Whale Watching Starts in La Paz

La Paz Mexico, Mexico

La Paz’s Winter Visitors Have a Whale of a Time: Locals and tourists alike welcome the area’s most celebrated winter guests

LA PAZ, Baja California Sur, Mexico From mid January to end of March, humans aren’t the only mammals trading cold weather for sunny La Paz, Mexico. Ninety percent of the world’s migrating whales also make the trip, abandoning the freezing north each year for the warm, calm waters flanking the Southern tip of the Baja California Peninsula.

Staying close to the Pacific coastline and with expectant mothers in the lead, an estimated 18,000 California gray whales, which measure up to 50 feet long and weigh as much as 35 tons, swim approximately 5,000 miles from the Artic and North Atlantic to either mate or give birth in the shallow lagoons of Magdalena Bay.

The extremely high salinity of these bodies of water makes young calves more buoyant and keeps them warm until they have developed a layer of protective blubber. Males head back north first, with females following once their calves swim well enough and gain sufficient weight. The round trip is believed to be the longest migration undertaken by any mammal.

Other species of whales, including humpback, bryde, sei, sperm, finback, pilot and minke whales as well as orcas, also congregate either near the grays or in the Sea of Cortez on Baja’s eastern flank, primarily near San Ignacio, Vizcaino Preserve and Laguna Ojo de Liebre in Mulege.

La Paz is a favorite point of departure to the most popular whale-watching destinations given its wide variety of trip operators and options and the lack of hotels near the lagoons. La Paz even celebrates its most colossal visitors’ annual arrival with a Gray Whale Festival taking place in early February and includes concerts, traditional cuisine and whale-watching expeditions in a festive atmosphere that can only be enjoyed in Mexico.

These magnificent cetaceans can be observed up close in their natural habitat in several ways. Tourists can choose half- or full-day trips on small boats called pangas, longer excursions from base camps and even overnight cruises. As many as 300 whales can be present on any given day during the mating and calving season. The sweet-tempered and curious leviathans often approach boats to welcome a friendly rub from humans.

Major tour operators include:

Choya Tours: offers half-day excursions to Magdalena Bay to visit migrating grays.

Red Sustainable Travel: Mexico’s leader in conservation adventures, offers all included tours with option to camp in the beach and experience turtle nesting and release conservations activities.

Aventuras Mexico Profundo: offers half-day excursion all included to Magadalena Bay.

Sea Quest Expeditions: offers sea-kayaking tours to Magdalena Bayranging from 4 to 6 days from a basecamp well suited for families.

Fun Baja (www.funbaja.com) offers one- and two- day whale-watching adventures on the Sea of Cortez by certified guides who operate motorized boats that take guests to sites with consistent activity.

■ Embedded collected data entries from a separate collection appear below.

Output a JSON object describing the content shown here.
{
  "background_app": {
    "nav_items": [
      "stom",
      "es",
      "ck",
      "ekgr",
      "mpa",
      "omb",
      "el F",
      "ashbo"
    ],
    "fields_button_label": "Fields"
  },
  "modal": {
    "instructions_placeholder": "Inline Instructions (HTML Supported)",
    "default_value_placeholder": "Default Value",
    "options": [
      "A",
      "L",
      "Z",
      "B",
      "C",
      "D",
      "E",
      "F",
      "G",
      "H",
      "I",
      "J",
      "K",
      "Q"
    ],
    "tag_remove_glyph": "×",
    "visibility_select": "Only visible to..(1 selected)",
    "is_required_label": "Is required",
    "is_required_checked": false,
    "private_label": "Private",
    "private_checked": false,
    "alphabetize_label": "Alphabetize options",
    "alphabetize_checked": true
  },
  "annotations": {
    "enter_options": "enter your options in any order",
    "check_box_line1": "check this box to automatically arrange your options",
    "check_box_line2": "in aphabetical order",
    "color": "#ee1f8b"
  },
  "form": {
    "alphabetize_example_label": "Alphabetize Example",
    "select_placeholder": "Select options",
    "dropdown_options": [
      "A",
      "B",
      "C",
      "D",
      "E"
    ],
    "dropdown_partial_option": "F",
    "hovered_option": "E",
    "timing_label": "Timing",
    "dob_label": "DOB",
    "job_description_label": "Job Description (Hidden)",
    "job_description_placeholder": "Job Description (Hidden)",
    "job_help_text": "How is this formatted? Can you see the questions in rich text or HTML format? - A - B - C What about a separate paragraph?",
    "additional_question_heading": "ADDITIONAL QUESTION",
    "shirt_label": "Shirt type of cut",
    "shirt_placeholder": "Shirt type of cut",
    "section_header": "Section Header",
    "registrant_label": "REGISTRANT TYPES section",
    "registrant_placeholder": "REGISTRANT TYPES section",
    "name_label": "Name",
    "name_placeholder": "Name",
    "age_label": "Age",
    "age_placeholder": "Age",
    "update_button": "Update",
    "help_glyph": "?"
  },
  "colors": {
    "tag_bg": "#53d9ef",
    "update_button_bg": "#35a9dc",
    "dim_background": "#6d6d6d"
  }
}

The Cortez Club: offers daily excursions to Magdalena Bay that include transportation, tour guides and a seafood lunch.

Baja Tours: offers one- and two-day whale-watching tours to Magdalena Bay, with the latter excursion including an overnight stay in Puerto Lopez Mateos.

Hunted for their oils, blubber and other valuable products, gray whales were once victims of massive slaughters in the 1800s and early 20th century. The hunting continued until the numbers were reduced to only a few hundred, and the whales were subsequently placed on the endangered species list. But thanks to an international protection agreement made among several countries in the 1940s, the whales’ numbers have grown at an incredible rate. Today, more than 20,000 gray whales exist and although still protected, they were removed from the endangered species list in 1975.

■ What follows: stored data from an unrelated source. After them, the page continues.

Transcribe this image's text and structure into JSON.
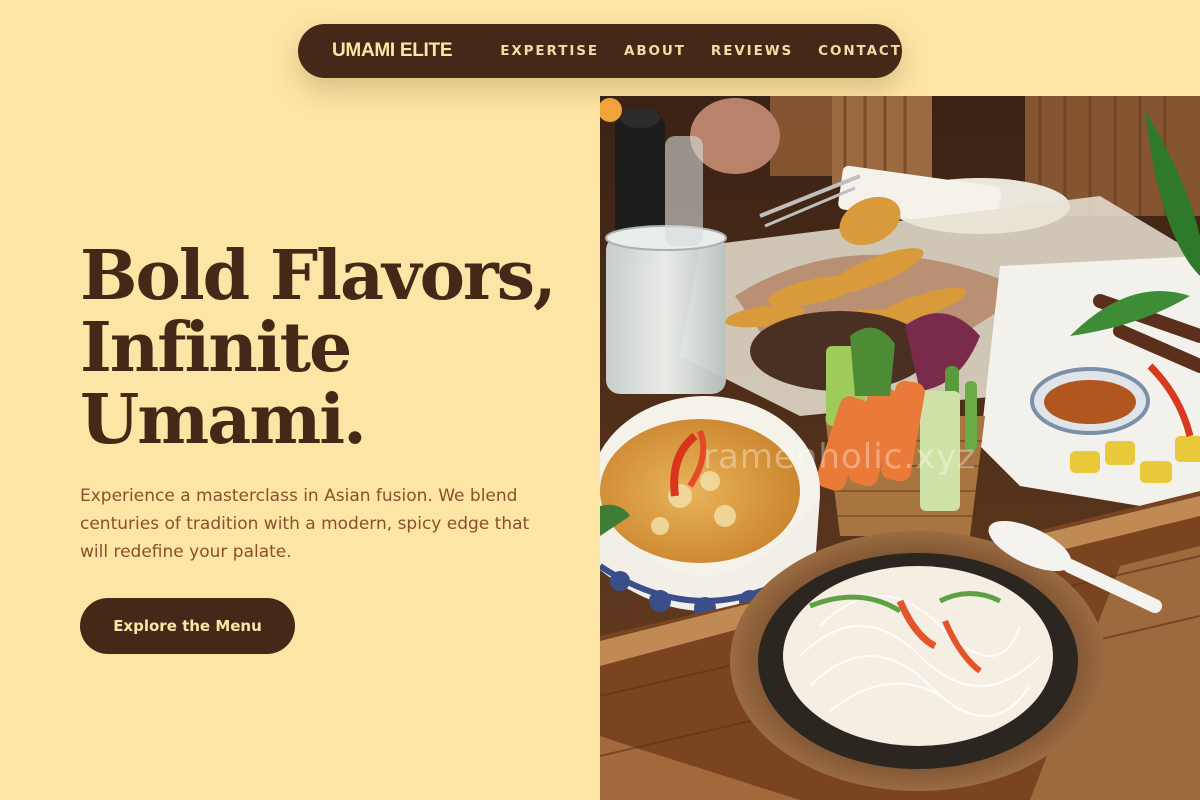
{
  "nav": {
    "brand": "UMAMI ELITE",
    "links": [
      "EXPERTISE",
      "ABOUT",
      "REVIEWS",
      "CONTACT"
    ]
  },
  "hero": {
    "title_lines": [
      "Bold Flavors,",
      "Infinite",
      "Umami."
    ],
    "description": "Experience a masterclass in Asian fusion. We blend centuries of tradition with a modern, spicy edge that will redefine your palate.",
    "cta_label": "Explore the Menu"
  },
  "image": {
    "watermark": "ramenholic.xyz"
  },
  "colors": {
    "background": "#fde5a5",
    "primary": "#452818",
    "text_accent": "#8a4f2b"
  }
}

La Paz, whose name means “peace,” combines an authentic, small-town Mexican feel with the tourism services savvy travelers expect. Hidden away on the southern tip of the Baja Peninsula approximately 135 miles north of Cabo San Lucas on the Sea of Cortez, the city is a gateway to one of the world’s most unique and bountiful ecosystems, declared a World Heritage Site and dubbed by French marine biologist Jacques Cousteau the aquarium of the world. The city’s rich cultural history, striking natural wonders, white sand beaches, turquoise waters and world-class sports fishing have made it a magnet for romantics seeking a secluded getaway, outdoor enthusiasts looking for adventure and families in search of a kid-friendly place to explore.Outside selected La Paz as best weekend escape of 2013 and by Beautiful Bride as one of the top six honeymoon destinations for San Diegans. Direct flights are available from Los Angeles on Aeromexico, while a new four-lane highway makes the drive from Cabo San Lucas only 90 minutes.